Starting at that time, references say, "Physicians' payments from federally funded programs such as Medicare will be modified to be based on the quality of care, not the volume."

That will mean changes like getting people to "take ownership" of their health by working more closely with doctors to avoid illnesses and diseases, better timed discharges to cut the number of readmissions to hospitals and building accountable care organizations, or ACOs, where doctors and hospitals collaborate to develop better practices, among other measures.

Hospitals like Nevada Regional Medical Center and Mercy Hospital in Fort Scott and groups like the Missouri and Kansas hospital associations have two and a half years to get ready, but they have been making preparations since Obamacare passed in 2010 and are working with more certainty now that it has been ruled constitutional by the U.S. Supreme Court.

Another benefit promised by Obamacare advocates is to enhance the ability of rural hospitals to recruit physicians. "We put a lot of time and money into recruiting doctors, but it's a hard thing to do," said NRMC Community Relations Director Aimee Meyer.

"We think it will give doctors incentives to move to rural areas by helping with financial incentives like student loan forgiveness."

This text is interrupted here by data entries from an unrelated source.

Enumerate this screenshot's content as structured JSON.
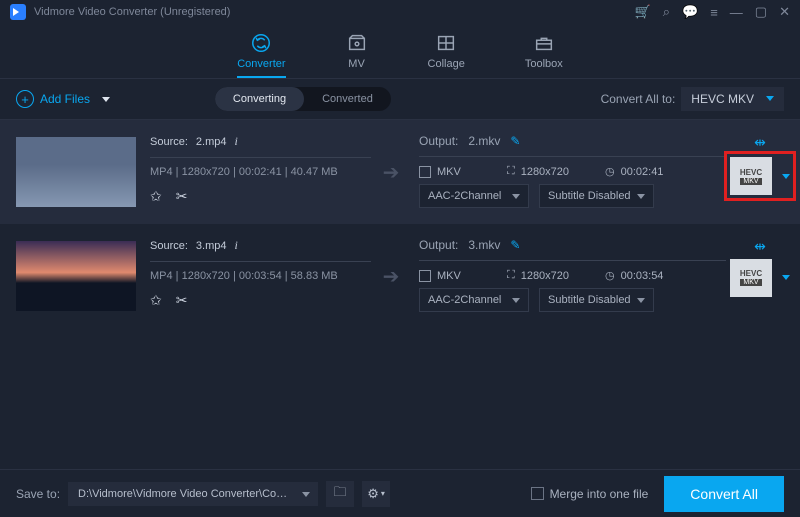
{
  "window": {
    "title": "Vidmore Video Converter (Unregistered)"
  },
  "tabs": {
    "converter": "Converter",
    "mv": "MV",
    "collage": "Collage",
    "toolbox": "Toolbox"
  },
  "toolbar": {
    "add_files": "Add Files",
    "converting": "Converting",
    "converted": "Converted",
    "convert_all_to": "Convert All to:",
    "convert_all_format": "HEVC MKV"
  },
  "items": [
    {
      "source_label": "Source:",
      "source_name": "2.mp4",
      "meta": "MP4 | 1280x720 | 00:02:41 | 40.47 MB",
      "output_label": "Output:",
      "output_name": "2.mkv",
      "container": "MKV",
      "resolution": "1280x720",
      "duration": "00:02:41",
      "audio": "AAC-2Channel",
      "subtitle": "Subtitle Disabled",
      "fmt_top": "HEVC",
      "fmt_bottom": "MKV"
    },
    {
      "source_label": "Source:",
      "source_name": "3.mp4",
      "meta": "MP4 | 1280x720 | 00:03:54 | 58.83 MB",
      "output_label": "Output:",
      "output_name": "3.mkv",
      "container": "MKV",
      "resolution": "1280x720",
      "duration": "00:03:54",
      "audio": "AAC-2Channel",
      "subtitle": "Subtitle Disabled",
      "fmt_top": "HEVC",
      "fmt_bottom": "MKV"
    }
  ],
  "bottom": {
    "save_to": "Save to:",
    "path": "D:\\Vidmore\\Vidmore Video Converter\\Converted",
    "merge": "Merge into one file",
    "convert_all": "Convert All"
  }
}
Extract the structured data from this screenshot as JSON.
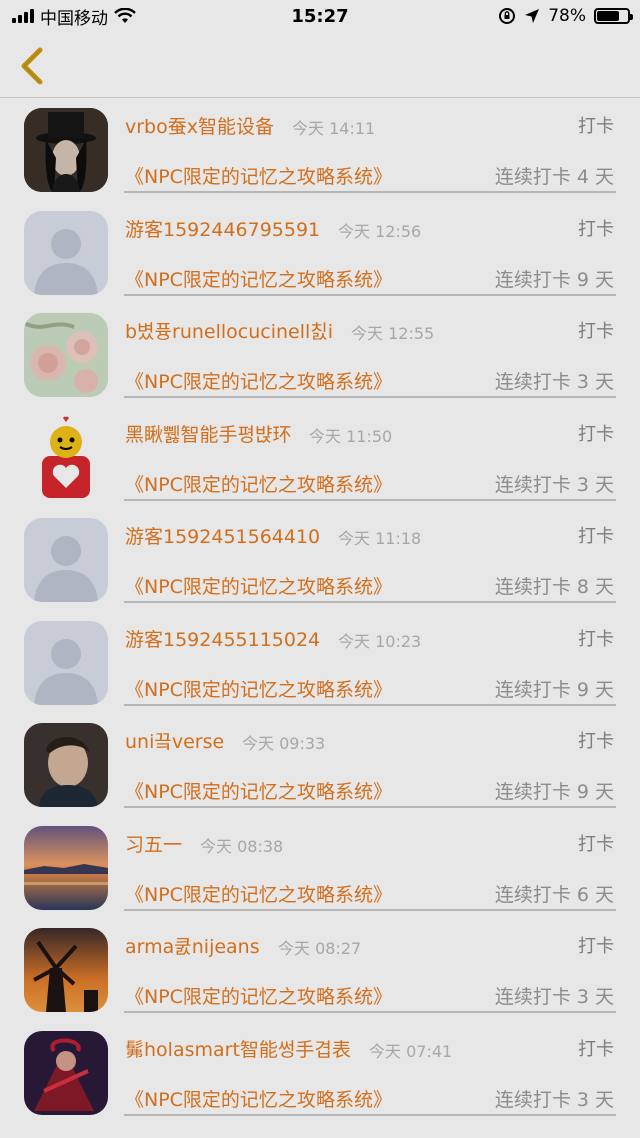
{
  "status_bar": {
    "carrier": "中国移动",
    "time": "15:27",
    "battery": "78%",
    "battery_level": 0.78,
    "icons": [
      "signal-icon",
      "wifi-icon",
      "orientation-lock-icon",
      "location-icon",
      "battery-icon"
    ]
  },
  "nav": {
    "back_icon": "chevron-left-icon",
    "accent_color": "#d4a017"
  },
  "colors": {
    "name": "#e87a1e",
    "time": "#b8b8b8",
    "action": "#8a8a8a",
    "streak": "#9a9a9a",
    "divider": "#c9c9c9"
  },
  "list": {
    "items": [
      {
        "name": "vrbo蚕x智能设备",
        "time": "今天 14:11",
        "action": "打卡",
        "game": "《NPC限定的记忆之攻略系统》",
        "streak": "连续打卡 4 天",
        "avatar": "top-hat-portrait"
      },
      {
        "name": "游客1592446795591",
        "time": "今天 12:56",
        "action": "打卡",
        "game": "《NPC限定的记忆之攻略系统》",
        "streak": "连续打卡 9 天",
        "avatar": "default-person"
      },
      {
        "name": "b볐퓽runellocucinell칤i",
        "time": "今天 12:55",
        "action": "打卡",
        "game": "《NPC限定的记忆之攻略系统》",
        "streak": "连续打卡 3 天",
        "avatar": "roses"
      },
      {
        "name": "黑瞅쀓智能手평뱑环",
        "time": "今天 11:50",
        "action": "打卡",
        "game": "《NPC限定的记忆之攻略系统》",
        "streak": "连续打卡 3 天",
        "avatar": "heart-mascot"
      },
      {
        "name": "游客1592451564410",
        "time": "今天 11:18",
        "action": "打卡",
        "game": "《NPC限定的记忆之攻略系统》",
        "streak": "连续打卡 8 天",
        "avatar": "default-person"
      },
      {
        "name": "游客1592455115024",
        "time": "今天 10:23",
        "action": "打卡",
        "game": "《NPC限定的记忆之攻略系统》",
        "streak": "连续打卡 9 天",
        "avatar": "default-person"
      },
      {
        "name": "uni끜verse",
        "time": "今天 09:33",
        "action": "打卡",
        "game": "《NPC限定的记忆之攻略系统》",
        "streak": "连续打卡 9 天",
        "avatar": "man-portrait"
      },
      {
        "name": "习五一",
        "time": "今天 08:38",
        "action": "打卡",
        "game": "《NPC限定的记忆之攻略系统》",
        "streak": "连续打卡 6 天",
        "avatar": "sunset-sea"
      },
      {
        "name": "arma쿬nijeans",
        "time": "今天 08:27",
        "action": "打卡",
        "game": "《NPC限定的记忆之攻略系统》",
        "streak": "连续打卡 3 天",
        "avatar": "windmill-sunset"
      },
      {
        "name": "髴holasmart智能썽手겹表",
        "time": "今天 07:41",
        "action": "打卡",
        "game": "《NPC限定的记忆之攻略系统》",
        "streak": "连续打卡 3 天",
        "avatar": "warrior-art"
      }
    ]
  }
}
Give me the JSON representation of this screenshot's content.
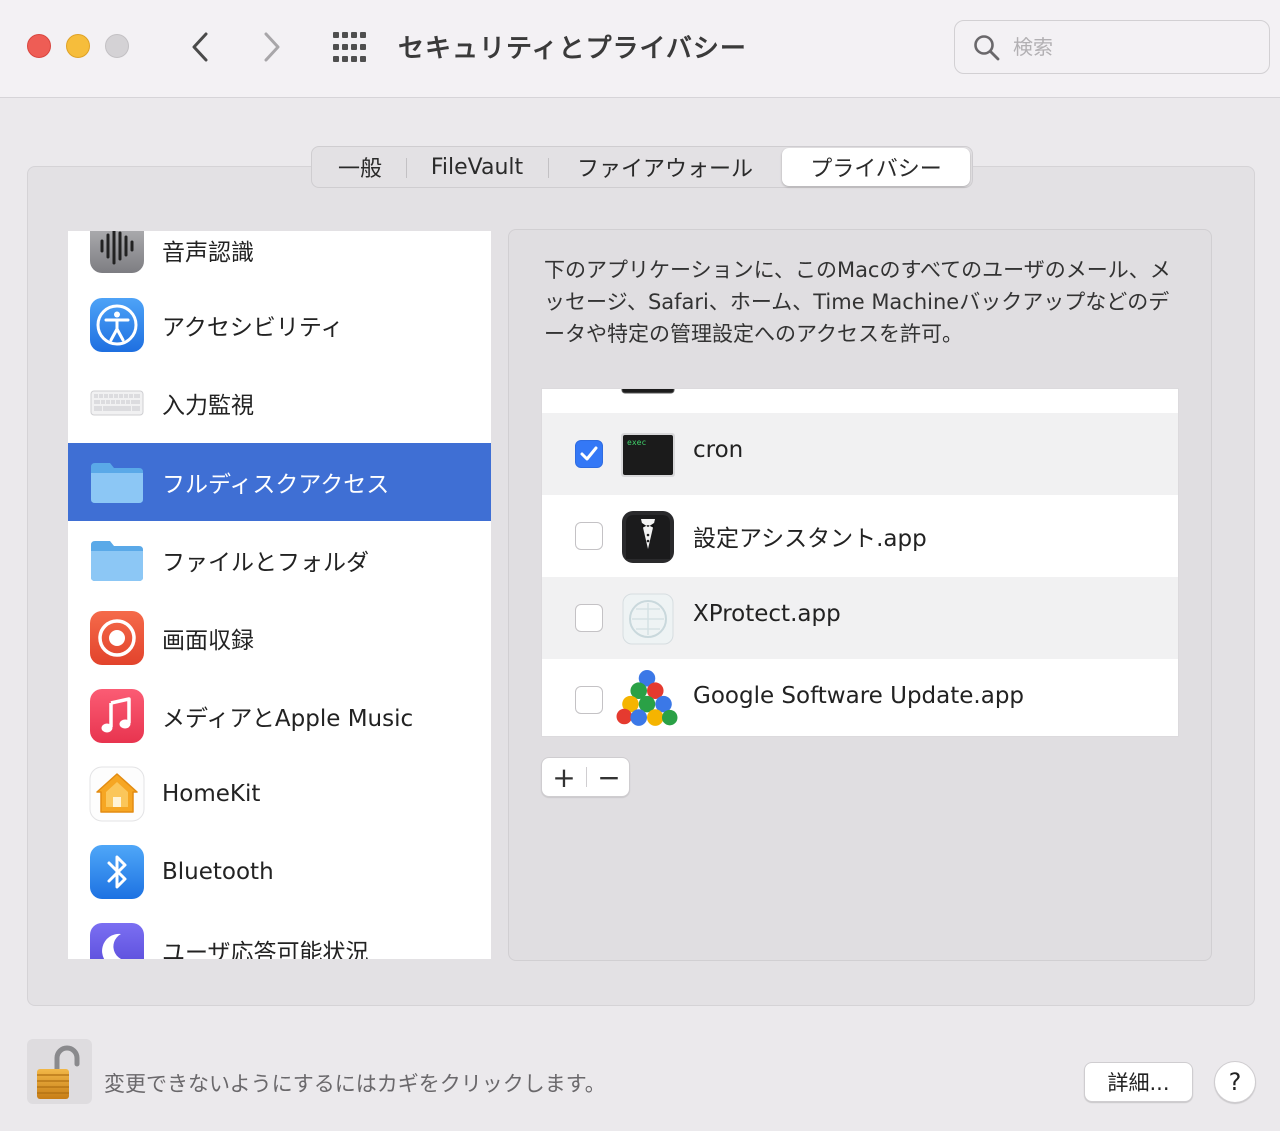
{
  "window": {
    "title": "セキュリティとプライバシー",
    "search_placeholder": "検索"
  },
  "tabs": [
    {
      "label": "一般",
      "active": false
    },
    {
      "label": "FileVault",
      "active": false
    },
    {
      "label": "ファイアウォール",
      "active": false
    },
    {
      "label": "プライバシー",
      "active": true
    }
  ],
  "sidebar": {
    "items": [
      {
        "label": "音声認識",
        "icon": "waveform-icon"
      },
      {
        "label": "アクセシビリティ",
        "icon": "accessibility-icon"
      },
      {
        "label": "入力監視",
        "icon": "keyboard-icon"
      },
      {
        "label": "フルディスクアクセス",
        "icon": "folder-icon",
        "selected": true
      },
      {
        "label": "ファイルとフォルダ",
        "icon": "folder-icon"
      },
      {
        "label": "画面収録",
        "icon": "screen-record-icon"
      },
      {
        "label": "メディアとApple Music",
        "icon": "music-note-icon"
      },
      {
        "label": "HomeKit",
        "icon": "home-icon"
      },
      {
        "label": "Bluetooth",
        "icon": "bluetooth-icon"
      },
      {
        "label": "ユーザ応答可能状況",
        "icon": "moon-icon"
      }
    ]
  },
  "content": {
    "description": "下のアプリケーションに、このMacのすべてのユーザのメール、メッセージ、Safari、ホーム、Time Machineバックアップなどのデータや特定の管理設定へのアクセスを許可。",
    "apps": [
      {
        "name": "cron",
        "checked": true,
        "icon": "terminal-exec-icon",
        "icon_text": "exec"
      },
      {
        "name": "設定アシスタント.app",
        "checked": false,
        "icon": "butler-icon"
      },
      {
        "name": "XProtect.app",
        "checked": false,
        "icon": "xprotect-icon"
      },
      {
        "name": "Google Software Update.app",
        "checked": false,
        "icon": "google-update-balls-icon"
      }
    ],
    "add_label": "+",
    "remove_label": "−"
  },
  "footer": {
    "lock_text": "変更できないようにするにはカギをクリックします。",
    "detail_label": "詳細...",
    "help_label": "?"
  },
  "colors": {
    "selection": "#3f6fd4",
    "checkbox_checked": "#3478f6",
    "close": "#ee5d55",
    "minimize": "#f6bd3b"
  }
}
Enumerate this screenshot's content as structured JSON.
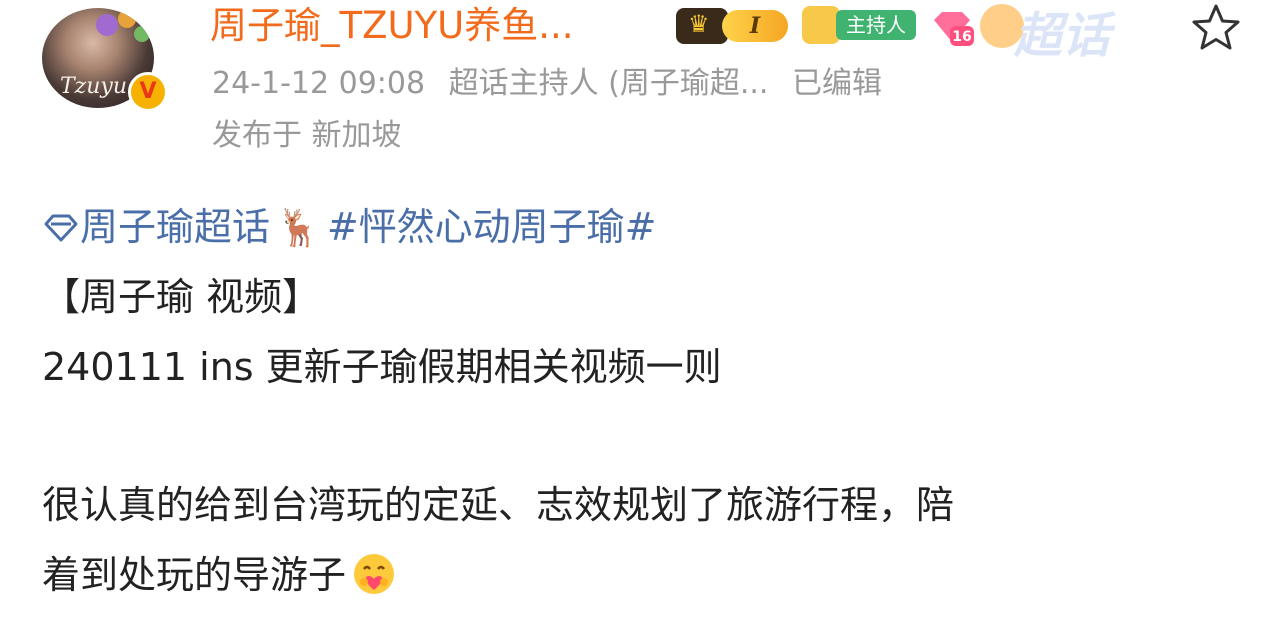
{
  "header": {
    "username": "周子瑜_TZUYU养鱼...",
    "avatar_text": "Tzuyu",
    "verified_mark": "V",
    "level_badge": "I",
    "host_badge": "主持人",
    "level_16": "16",
    "chaohua_watermark": "超话",
    "timestamp": "24-1-12 09:08",
    "role": "超话主持人 (周子瑜超...",
    "edited": "已编辑",
    "location": "发布于 新加坡"
  },
  "post": {
    "topic_link": "周子瑜超话",
    "deer_emoji": "🦌",
    "hashtag": "#怦然心动周子瑜#",
    "title_line": "【周子瑜 视频】",
    "date_line": "240111 ins 更新子瑜假期相关视频一则",
    "paragraph_line1": "很认真的给到台湾玩的定延、志效规划了旅游行程，陪",
    "paragraph_line2": "着到处玩的导游子"
  },
  "icons": {
    "star": "star-icon",
    "super-topic": "diamond-icon",
    "hug": "hug-emoji-icon"
  },
  "colors": {
    "username": "#f26a1b",
    "meta": "#999999",
    "link": "#4a6ea8",
    "text": "#222222"
  }
}
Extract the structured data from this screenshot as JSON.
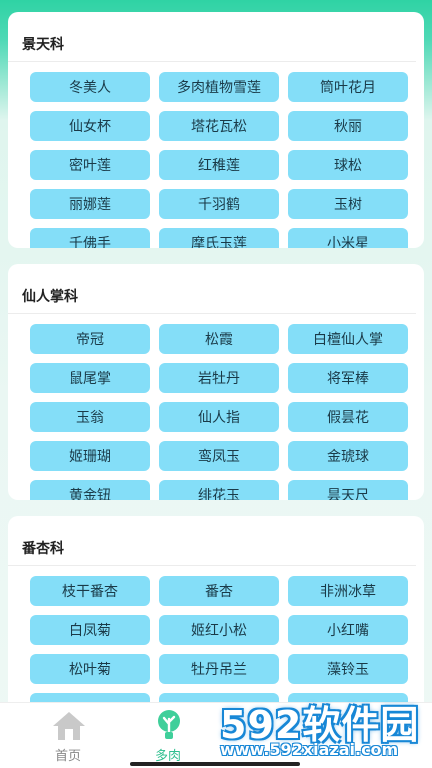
{
  "colors": {
    "accent": "#2fd3a4",
    "chip": "#84def8",
    "chip_text": "#1a3a48",
    "tab_active": "#2fbf8f",
    "tab_inactive": "#888888"
  },
  "sections": [
    {
      "title": "景天科",
      "items": [
        "冬美人",
        "多肉植物雪莲",
        "筒叶花月",
        "仙女杯",
        "塔花瓦松",
        "秋丽",
        "密叶莲",
        "红稚莲",
        "球松",
        "丽娜莲",
        "千羽鹤",
        "玉树",
        "千佛手",
        "摩氏玉莲",
        "小米星"
      ]
    },
    {
      "title": "仙人掌科",
      "items": [
        "帝冠",
        "松霞",
        "白檀仙人掌",
        "鼠尾掌",
        "岩牡丹",
        "将军棒",
        "玉翁",
        "仙人指",
        "假昙花",
        "姬珊瑚",
        "鸾凤玉",
        "金琥球",
        "黄金钮",
        "绯花玉",
        "昙天尺"
      ]
    },
    {
      "title": "番杏科",
      "items": [
        "枝干番杏",
        "番杏",
        "非洲冰草",
        "白凤菊",
        "姬红小松",
        "小红嘴",
        "松叶菊",
        "牡丹吊兰",
        "藻铃玉",
        "",
        "",
        ""
      ]
    }
  ],
  "tabbar": {
    "tabs": [
      {
        "label": "首页",
        "icon": "home-icon",
        "active": false
      },
      {
        "label": "多肉",
        "icon": "plant-icon",
        "active": true
      }
    ]
  },
  "watermark": {
    "brand": "592软件园",
    "url": "www.592xiazai.com"
  }
}
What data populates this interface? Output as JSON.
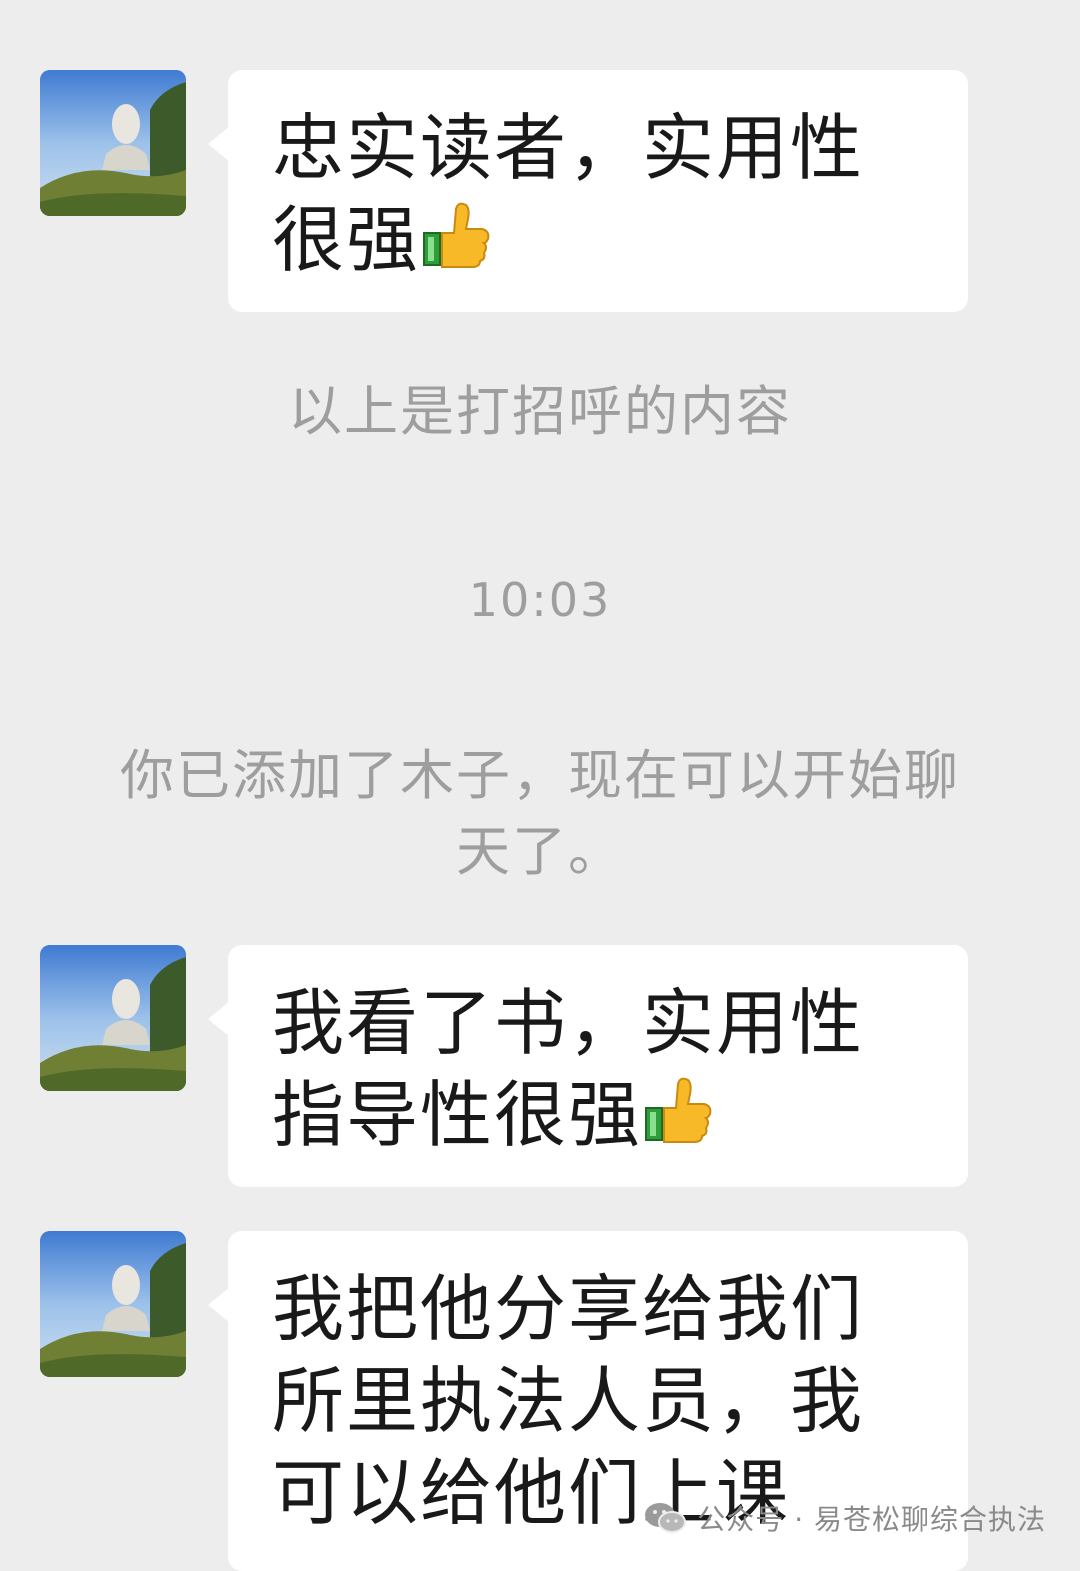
{
  "messages": [
    {
      "text": "忠实读者，实用性很强",
      "emoji": "thumbs-up"
    },
    {
      "text": "我看了书，实用性指导性很强",
      "emoji": "thumbs-up"
    },
    {
      "text": "我把他分享给我们所里执法人员，我可以给他们上课",
      "emoji": ""
    }
  ],
  "system": {
    "greeting_note": "以上是打招呼的内容",
    "timestamp": "10:03",
    "added_notice": "你已添加了木子，现在可以开始聊天了。"
  },
  "watermark": {
    "icon": "wechat-icon",
    "text": "公众号 · 易苍松聊综合执法"
  },
  "colors": {
    "background": "#ededed",
    "bubble": "#ffffff",
    "system_text": "#9e9e9e"
  }
}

Missouri Hospital Association Media Relations Vice President Dave Dillon of Jefferson City said his state has two ACOs in operation, increasing federal funding, with Heartland Health in St. Joseph, a member of the Mayo Clinic Care Network, and the non-profit BJC HealthCare's 13 hospitals and numerous community locations in St. Louis, mid-Missouri and Southern Illinois.

Kansas has no ACOs as yet, but its Kansas Healthcare Collaborative and Hospital Engagement Network, or "HEN," have similar goals, said Kansas Hospital Association Public Relations Vice President Cindy Samuelson of Topeka.

Dillon said Obamacare's emphasis on preventative medicine is heartening, "because when someone is uninsured and isn't managing their health, they may be using the emergency room as their primary care.

"Then they're using the most costly venue to get that care and receiving it at a time when their health has been compromised, like a diabetic going into a coma."

While the Supreme Court's June 28 ruling settled many questions, others remain.

Medical professionals are watching state and federal elections to see which positions win validation: the ones backing Obamacare or those advocating the law's congressional repeal and states' rejection of the expansion of Medicaid and insurance exchanges where companies could be compared and coverage purchased.

"We're eager to see what happens in November to determine if we are moving toward one direction or the other," Samuelson said. "But we will be quality-based and trying to go forward, no matter what."

Dillon said Missouri "still has a large uninsured population.

"The uninsured need a health insurance exchange, but the lawmakers may not accept the expansion of Medicaid," he said. "If they don't do that, it will be very bad for hospitals because the federal DISH (disproportionate share) payments are being cut anyway."